The line between righteous anger and ungodly wrath is so fine. Many cross it. If your anger at sin and injustice becomes a personal vendetta, that anger becomes sin itself; filled with destructive potential. Because he knew the explosive power of human anger, Jesus urges us to keep short accounts in our relationships.

Our relationship with God is tied to our relationship with others

He forbids us from trying to cover the pain in our soul with religious practices.

[ re-read. vv.23-24 ]

Have you ever done that? I have. When I know that I have treated another wrongly and I feel the pain of alienation in my soul, I have tried to drown it in songs of worship to the Lord. I have bargained with God, attempting to "buy" His peace as a balm for my soul wound, or to soothe my angry feelings, or to help me with the resentment that is eating away inside of me.

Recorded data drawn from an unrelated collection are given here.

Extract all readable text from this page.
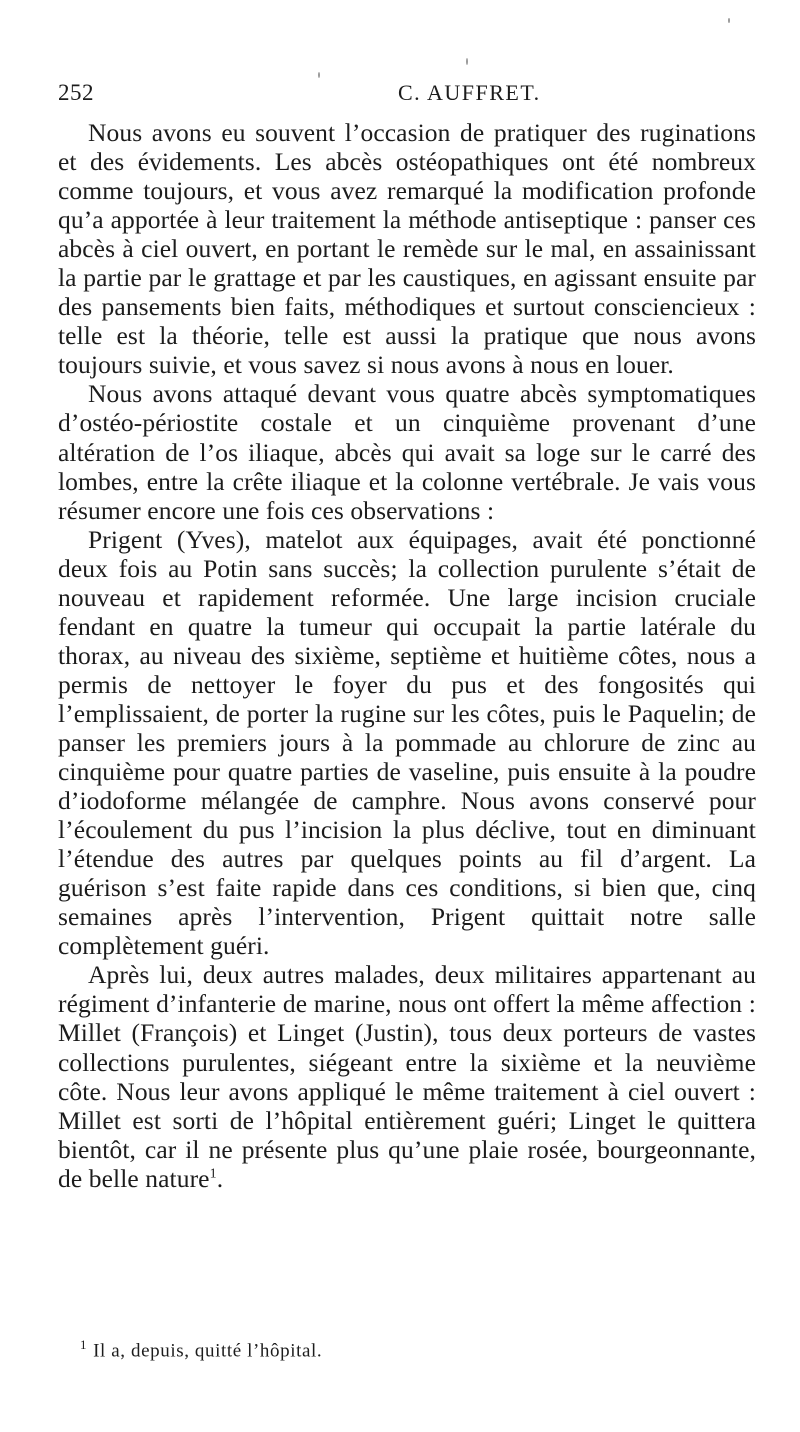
252	C. AUFFRET.

Nous avons eu souvent l’occasion de pratiquer des ruginations et des évidements. Les abcès ostéopathiques ont été nombreux comme toujours, et vous avez remarqué la modification profonde qu’a apportée à leur traitement la méthode antiseptique : panser ces abcès à ciel ouvert, en portant le remède sur le mal, en assainissant la partie par le grattage et par les caustiques, en agissant ensuite par des pansements bien faits, méthodiques et surtout consciencieux : telle est la théorie, telle est aussi la pratique que nous avons toujours suivie, et vous savez si nous avons à nous en louer.

Nous avons attaqué devant vous quatre abcès symptomatiques d’ostéo-périostite costale et un cinquième provenant d’une altération de l’os iliaque, abcès qui avait sa loge sur le carré des lombes, entre la crête iliaque et la colonne vertébrale. Je vais vous résumer encore une fois ces observations :

Prigent (Yves), matelot aux équipages, avait été ponctionné deux fois au Potin sans succès; la collection purulente s’était de nouveau et rapidement reformée. Une large incision cruciale fendant en quatre la tumeur qui occupait la partie latérale du thorax, au niveau des sixième, septième et huitième côtes, nous a permis de nettoyer le foyer du pus et des fongosités qui l’emplissaient, de porter la rugine sur les côtes, puis le Paquelin; de panser les premiers jours à la pommade au chlorure de zinc au cinquième pour quatre parties de vaseline, puis ensuite à la poudre d’iodoforme mélangée de camphre. Nous avons conservé pour l’écoulement du pus l’incision la plus déclive, tout en diminuant l’étendue des autres par quelques points au fil d’argent. La guérison s’est faite rapide dans ces conditions, si bien que, cinq semaines après l’intervention, Prigent quittait notre salle complètement guéri.

Après lui, deux autres malades, deux militaires appartenant au régiment d’infanterie de marine, nous ont offert la même affection : Millet (François) et Linget (Justin), tous deux porteurs de vastes collections purulentes, siégeant entre la sixième et la neuvième côte. Nous leur avons appliqué le même traitement à ciel ouvert : Millet est sorti de l’hôpital entièrement guéri; Linget le quittera bientôt, car il ne présente plus qu’une plaie rosée, bourgeonnante, de belle nature$^1$.

$^1$ Il a, depuis, quitté l’hôpital.
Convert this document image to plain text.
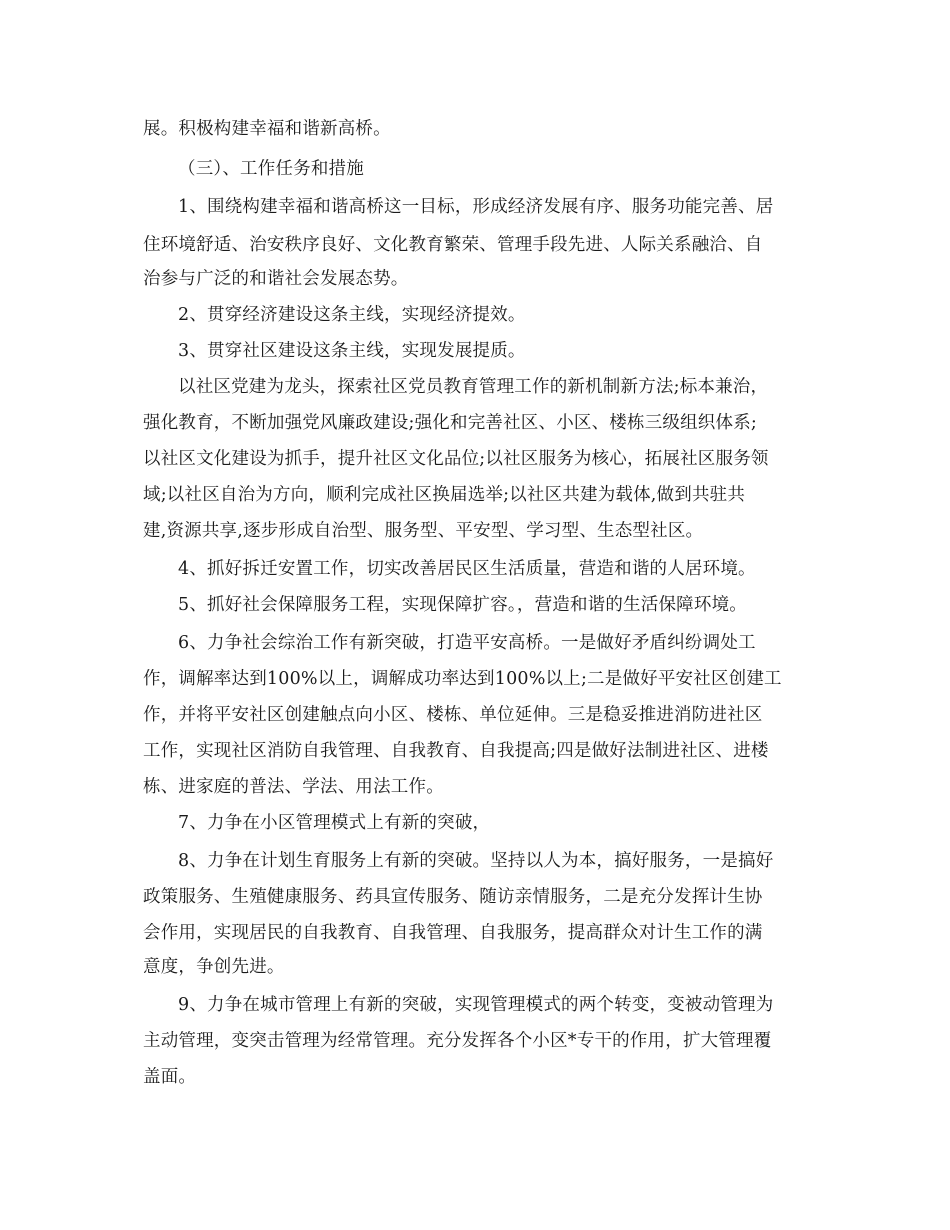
展。积极构建幸福和谐新高桥。
（三）、工作任务和措施
1、围绕构建幸福和谐高桥这一目标，形成经济发展有序、服务功能完善、居
住环境舒适、治安秩序良好、文化教育繁荣、管理手段先进、人际关系融洽、自
治参与广泛的和谐社会发展态势。
2、贯穿经济建设这条主线，实现经济提效。
3、贯穿社区建设这条主线，实现发展提质。
以社区党建为龙头，探索社区党员教育管理工作的新机制新方法;标本兼治，
强化教育，不断加强党风廉政建设;强化和完善社区、小区、楼栋三级组织体系;
以社区文化建设为抓手，提升社区文化品位;以社区服务为核心，拓展社区服务领
域;以社区自治为方向，顺利完成社区换届选举;以社区共建为载体,做到共驻共
建,资源共享,逐步形成自治型、服务型、平安型、学习型、生态型社区。
4、抓好拆迁安置工作，切实改善居民区生活质量，营造和谐的人居环境。
5、抓好社会保障服务工程，实现保障扩容。，营造和谐的生活保障环境。
6、力争社会综治工作有新突破，打造平安高桥。一是做好矛盾纠纷调处工
作，调解率达到100%以上，调解成功率达到100%以上;二是做好平安社区创建工
作，并将平安社区创建触点向小区、楼栋、单位延伸。三是稳妥推进消防进社区
工作，实现社区消防自我管理、自我教育、自我提高;四是做好法制进社区、进楼
栋、进家庭的普法、学法、用法工作。
7、力争在小区管理模式上有新的突破，
8、力争在计划生育服务上有新的突破。坚持以人为本，搞好服务，一是搞好
政策服务、生殖健康服务、药具宣传服务、随访亲情服务，二是充分发挥计生协
会作用，实现居民的自我教育、自我管理、自我服务，提高群众对计生工作的满
意度，争创先进。
9、力争在城市管理上有新的突破，实现管理模式的两个转变，变被动管理为
主动管理，变突击管理为经常管理。充分发挥各个小区*专干的作用，扩大管理覆
盖面。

Jesus says, "Go, attempt to make it right! Then come and worship God without an ulterior motive."

In Hebrews, we learn that finding reconciliation in every matter is not always possible because reconciliation requires both parties in a dispute. However, you and I choose our course, and we are obligated by our love for God and others to make every reasonable attempt. [12:14]

"Make every effort to live in peace with all men and to be holy; without holiness no one will see the Lord. See to it that no one misses the grace of God and that no bitter root grows up to cause trouble and defile many."

Love must be the first priority of all spiritual activity.

If loving God and loving others are not top priority, then our spirituality deteriorates into just another win-lose contest or another place in which power structures are created to enforce rules and law to keep order. For the Believer, Jesus says the issue is not being compelled by the law or fear. It is about desiring the best for others because we have experienced God’s best in our own lives.

Here at Washington Assembly if loving each other, building bridges for relationships is not the highest priority we will become just another organization enables the few in leadership to force their agenda on the rest of the crowd. Our tactics will become the world’s tactics of bluff, intimidation, and power politics. And don’t say it cannot happen!

Plenty of churches are filled with people who eye each other suspiciously from pew to pew wondering who is plotting what. If you are in that place today, if you know someone is angry with you or feels slighted by you, don’t try to smooth it over with a bigger offering, with upraised hands, or even a faster, peppy chorus of praise. Do what Jesus said; “Get it right.”

This preaching sounds so wonderful in the warm atmosphere of the church on Sunday but will it work in the rough and tumble world where you and I live every other day of the week?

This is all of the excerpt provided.